Depuis un peu plus d’un an, on ne compte plus les textes qui ont été écrits sur le déclin du français. Les auditions publiques sur la réforme de la loi 101, qui ont pris fin le 7 octobre dernier, ont fait entendre les inquiétudes de plusieurs intervenants de renom.


Si on peut certainement se réjouir de cette soudaine prise de conscience collective, on peut aussi s’étonner de son caractère tardif. Les tendances démographiques qui expliquent la situation actuelle étaient après tout prévisibles depuis des décennies.


Des pionniers au Québec


Il y a 35 ans, les travaux de démographie de Jacques Henripin permettaient déjà d’entrevoir ce fameux déclin que l’on déplore depuis un an. Qui est Jacques Henripin ? C’est le père de la démographie québécoise ainsi que le fondateur du Département de démographie de l’Université de Montréal. En 1986 et en 1987, Jacques Henripin et Louis Pelletier ont publié des travaux dans lesquels ils avançaient que si la tendance se maintenait, les Québécois de 2081 n’auraient que de 25 à 35 % d’ancêtres parmi les Québécois qui vivaient en 1981. Cela signifie que les immigrants arrivés au Québec entre 1981 et 2081 seraient la source de jusqu’à 75 % de la population vivant en 2081. L’article de 1986 se terminait par ces propos : « Bref, s’il faut s’efforcer de rester ouvert à l’enrichissement apporté par les immigrants, d’où qu’ils viennent, le recours immodéré à cette source d’accroissement démographique pourrait entraîner des situations propres à faire regretter la mise au rancart un peu trop allègre de nos berceaux. Sans compter que la grande majorité des Québécois de la fin du siècle prochain risquent d’avoir des grands-parents qui seront nés partout dans le monde sauf au Québec. »
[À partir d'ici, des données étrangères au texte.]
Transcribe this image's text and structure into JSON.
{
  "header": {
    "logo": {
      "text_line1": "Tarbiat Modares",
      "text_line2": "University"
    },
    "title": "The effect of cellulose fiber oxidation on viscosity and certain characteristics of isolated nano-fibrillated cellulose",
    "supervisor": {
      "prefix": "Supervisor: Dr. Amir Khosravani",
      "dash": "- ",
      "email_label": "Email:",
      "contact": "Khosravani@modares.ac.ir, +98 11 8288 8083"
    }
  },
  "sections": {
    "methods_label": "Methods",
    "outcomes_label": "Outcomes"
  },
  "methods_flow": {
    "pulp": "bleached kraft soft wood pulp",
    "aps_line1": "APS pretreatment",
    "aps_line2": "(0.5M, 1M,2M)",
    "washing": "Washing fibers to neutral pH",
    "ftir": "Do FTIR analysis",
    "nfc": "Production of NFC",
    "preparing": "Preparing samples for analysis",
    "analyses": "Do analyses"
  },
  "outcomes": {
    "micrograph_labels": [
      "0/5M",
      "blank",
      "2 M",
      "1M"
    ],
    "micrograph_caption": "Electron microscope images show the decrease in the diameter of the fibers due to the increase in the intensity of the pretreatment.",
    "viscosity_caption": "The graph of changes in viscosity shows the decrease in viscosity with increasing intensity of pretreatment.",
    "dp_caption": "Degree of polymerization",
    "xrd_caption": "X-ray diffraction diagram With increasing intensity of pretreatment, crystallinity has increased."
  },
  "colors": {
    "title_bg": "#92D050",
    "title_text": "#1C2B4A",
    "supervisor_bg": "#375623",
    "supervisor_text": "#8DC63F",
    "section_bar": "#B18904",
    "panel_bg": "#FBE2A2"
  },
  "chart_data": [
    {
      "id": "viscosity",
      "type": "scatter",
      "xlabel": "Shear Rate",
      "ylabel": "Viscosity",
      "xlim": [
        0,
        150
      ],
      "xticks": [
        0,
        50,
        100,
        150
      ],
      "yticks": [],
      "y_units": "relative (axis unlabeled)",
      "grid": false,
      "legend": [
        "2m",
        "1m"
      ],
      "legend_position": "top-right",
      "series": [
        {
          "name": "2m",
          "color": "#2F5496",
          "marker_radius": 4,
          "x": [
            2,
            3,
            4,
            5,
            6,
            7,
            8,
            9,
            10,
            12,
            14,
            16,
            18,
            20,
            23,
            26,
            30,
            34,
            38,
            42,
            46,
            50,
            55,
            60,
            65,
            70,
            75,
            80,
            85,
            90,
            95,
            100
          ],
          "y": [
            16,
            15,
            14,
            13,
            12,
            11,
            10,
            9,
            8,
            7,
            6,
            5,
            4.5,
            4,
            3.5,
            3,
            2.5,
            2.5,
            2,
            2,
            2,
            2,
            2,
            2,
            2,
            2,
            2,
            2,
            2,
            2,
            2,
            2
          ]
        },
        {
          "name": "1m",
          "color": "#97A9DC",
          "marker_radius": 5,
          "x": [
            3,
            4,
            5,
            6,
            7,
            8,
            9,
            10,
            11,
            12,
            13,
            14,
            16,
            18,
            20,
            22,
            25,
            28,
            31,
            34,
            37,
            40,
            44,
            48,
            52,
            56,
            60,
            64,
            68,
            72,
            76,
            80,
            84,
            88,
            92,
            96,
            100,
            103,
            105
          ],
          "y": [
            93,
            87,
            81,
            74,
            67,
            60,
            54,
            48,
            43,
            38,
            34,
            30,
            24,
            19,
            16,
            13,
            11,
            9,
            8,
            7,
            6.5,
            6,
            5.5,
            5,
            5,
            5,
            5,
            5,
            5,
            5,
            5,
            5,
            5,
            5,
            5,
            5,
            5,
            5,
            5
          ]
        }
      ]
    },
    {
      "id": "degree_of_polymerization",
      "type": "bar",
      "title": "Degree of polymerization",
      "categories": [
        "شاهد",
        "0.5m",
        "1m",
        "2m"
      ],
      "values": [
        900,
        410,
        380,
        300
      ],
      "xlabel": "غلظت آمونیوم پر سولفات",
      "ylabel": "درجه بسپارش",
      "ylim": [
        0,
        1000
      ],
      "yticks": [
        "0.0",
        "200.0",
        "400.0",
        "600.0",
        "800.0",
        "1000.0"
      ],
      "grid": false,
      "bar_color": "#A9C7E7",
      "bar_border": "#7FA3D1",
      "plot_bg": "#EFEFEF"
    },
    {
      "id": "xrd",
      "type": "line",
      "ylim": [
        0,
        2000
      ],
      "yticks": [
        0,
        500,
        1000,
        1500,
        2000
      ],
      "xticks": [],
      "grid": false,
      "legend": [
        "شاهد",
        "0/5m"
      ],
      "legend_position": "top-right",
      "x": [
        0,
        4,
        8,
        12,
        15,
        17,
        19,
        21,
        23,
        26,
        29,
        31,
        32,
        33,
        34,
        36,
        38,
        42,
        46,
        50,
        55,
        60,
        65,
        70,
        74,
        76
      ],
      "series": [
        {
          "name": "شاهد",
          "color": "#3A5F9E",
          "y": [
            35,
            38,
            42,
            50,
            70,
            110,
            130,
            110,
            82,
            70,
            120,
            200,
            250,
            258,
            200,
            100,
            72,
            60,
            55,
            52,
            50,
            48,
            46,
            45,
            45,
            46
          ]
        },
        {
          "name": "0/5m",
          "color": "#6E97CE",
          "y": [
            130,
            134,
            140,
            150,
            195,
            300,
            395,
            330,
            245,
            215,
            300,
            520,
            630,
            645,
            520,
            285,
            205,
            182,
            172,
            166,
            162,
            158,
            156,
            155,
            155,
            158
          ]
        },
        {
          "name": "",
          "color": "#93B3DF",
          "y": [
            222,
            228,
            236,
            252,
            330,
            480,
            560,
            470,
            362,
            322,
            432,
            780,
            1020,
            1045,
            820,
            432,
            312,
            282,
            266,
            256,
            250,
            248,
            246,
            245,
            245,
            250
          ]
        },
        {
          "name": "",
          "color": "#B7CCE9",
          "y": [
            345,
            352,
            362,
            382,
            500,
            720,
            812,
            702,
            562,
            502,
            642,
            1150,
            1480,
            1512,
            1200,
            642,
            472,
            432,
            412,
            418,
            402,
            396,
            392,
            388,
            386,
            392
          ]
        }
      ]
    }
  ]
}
À l’époque, Henripin avait envisagé deux scénarios : le premier dans lequel l’immigration permettait de stabiliser la population québécoise et le second dans lequel l’immigration permettait d’augmenter la population québécoise de 1 % par an. Les 40 dernières années n’ont pas fait mentir Henripin : la fécondité des Québécoises a oscillé autour de 1,6 enfant par femme comme il l’avait anticipé, et la population québécoise a augmenté en moyenne de 0,7 % par année, ce qui nous rapproche du second scénario étudié. Mes propres travaux donnent également raison à Henripin sur la tendance observée.


Un déclin inévitable


Est-ce que Jacques Henripin avait pour autant prédit le déclin du français ? Pas directement. Celui qui lit entre les lignes comprend cependant que si l’assimilation linguistique des immigrants vers le français est inférieure au poids démographique des francophones, le français ne peut que décliner. Ainsi, quand on comprend que l’ascendance française décline rapidement dans la population en raison de l’immigration et que l’assimilation vers le français est inférieure au poids du français, le recul devient inévitable.
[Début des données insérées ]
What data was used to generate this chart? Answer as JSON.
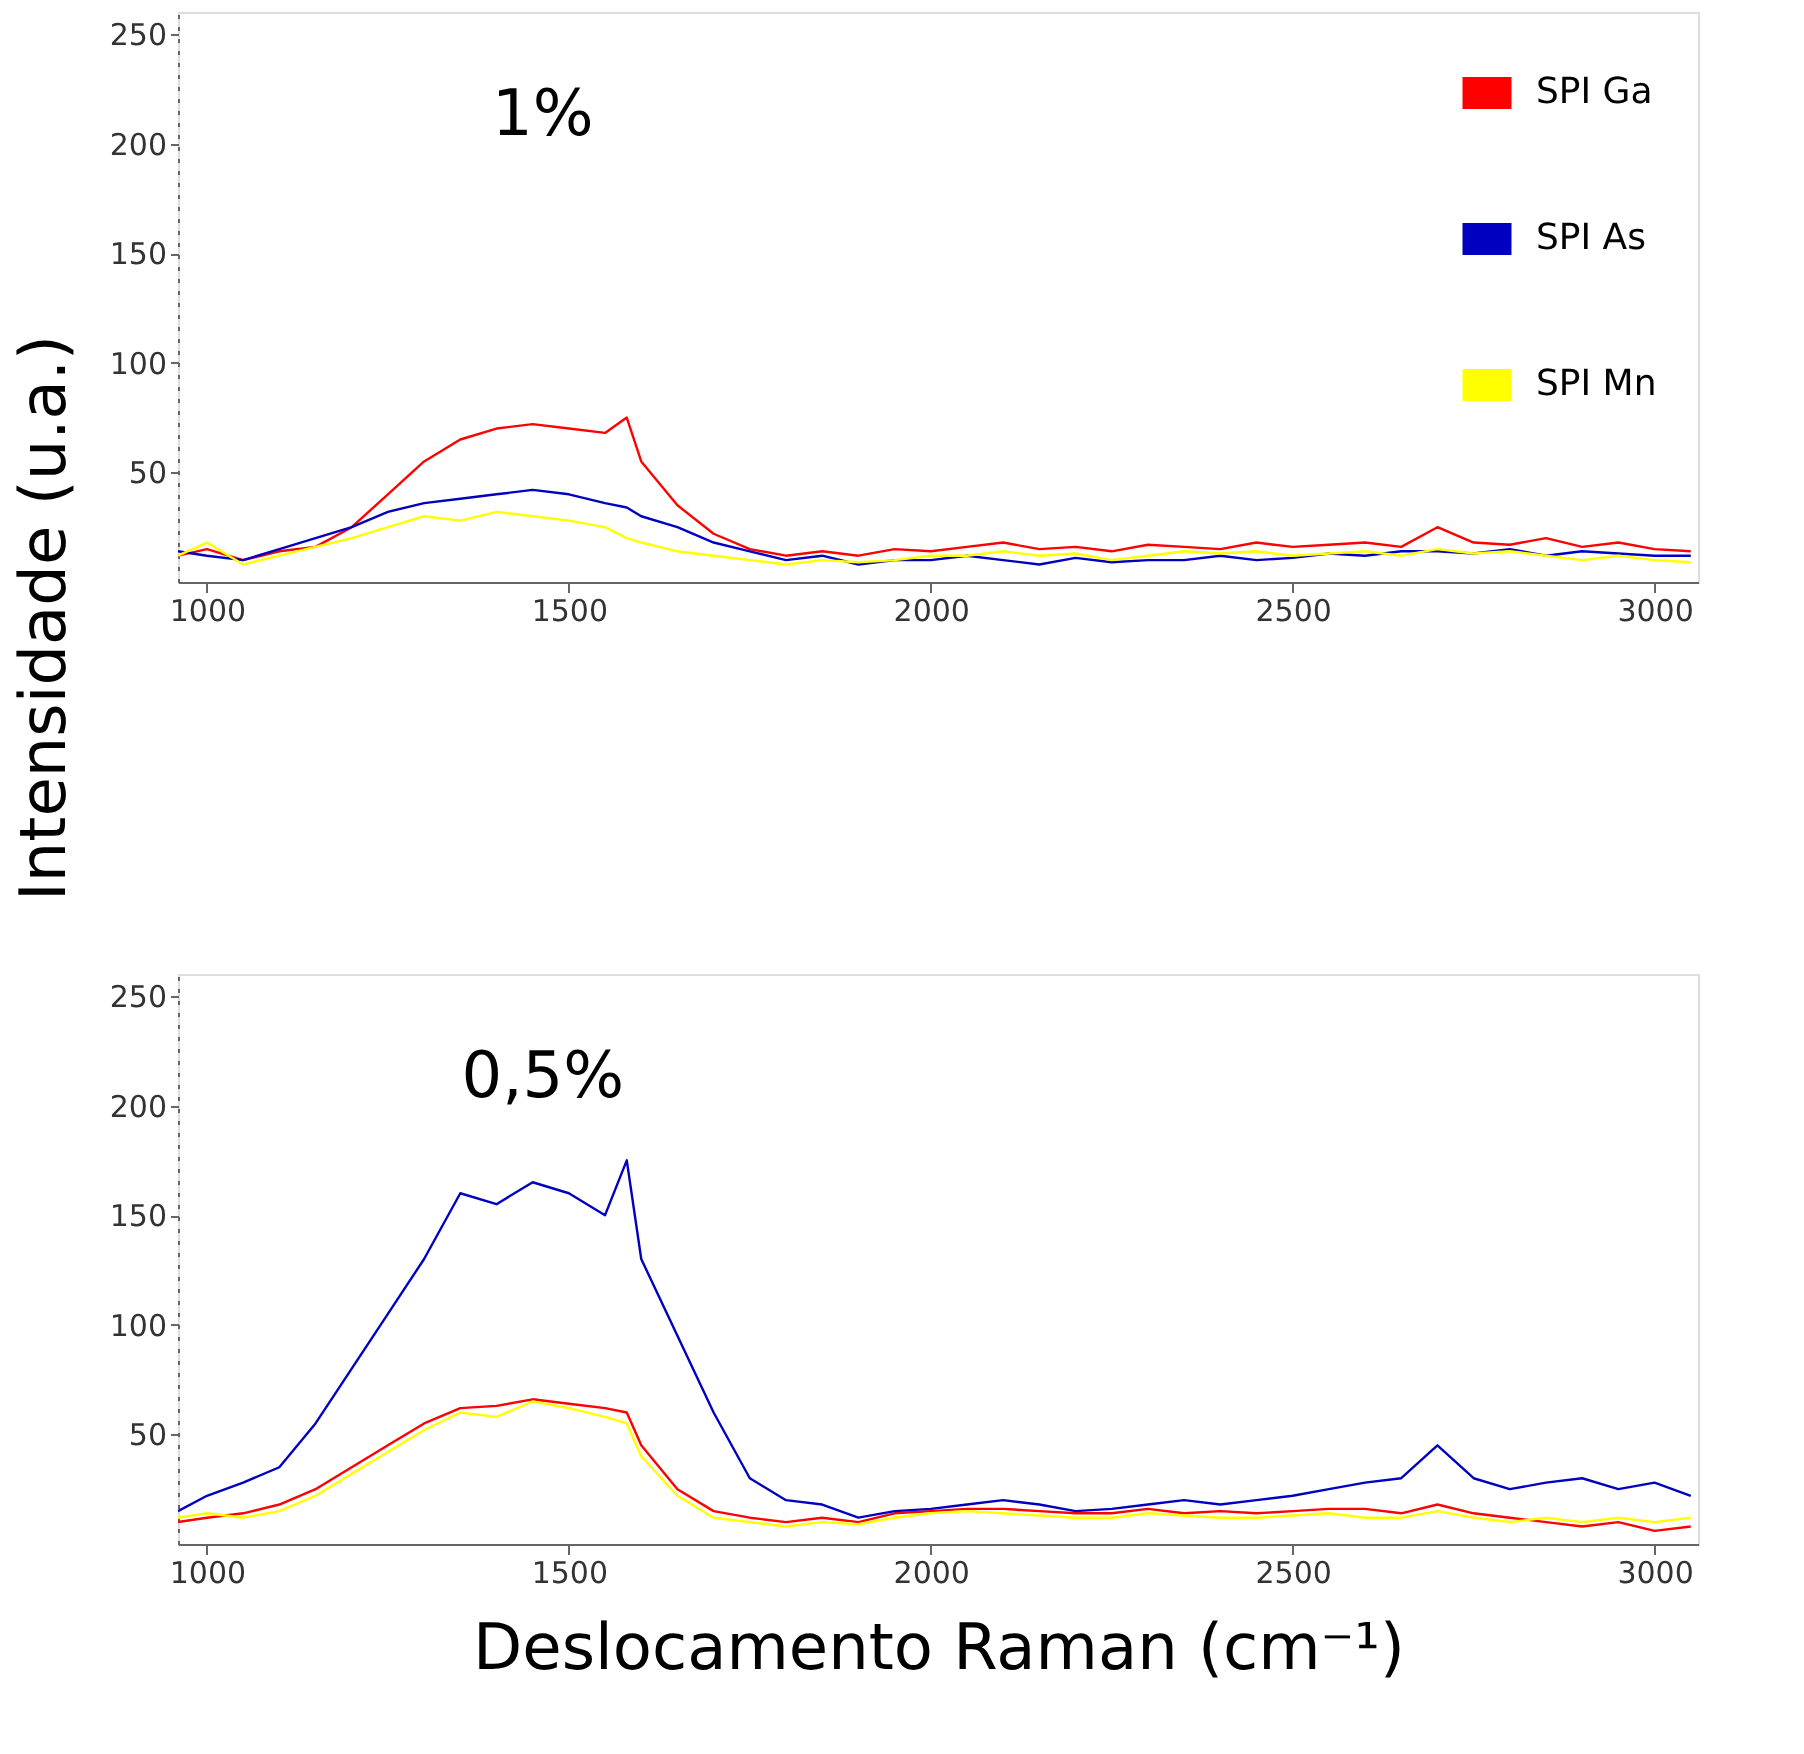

Henripin déclarait ceci en conclusion de son article de 1987 : « Nous restons persuadés que les conséquences de la stratégie dont nous avons tenté de quantifier les résultats sont difficilement acceptables pour une société qui souhaite assurer le maintien de ses principaux traits culturels ». En ce qui concerne la langue, le constat s’applique forcément.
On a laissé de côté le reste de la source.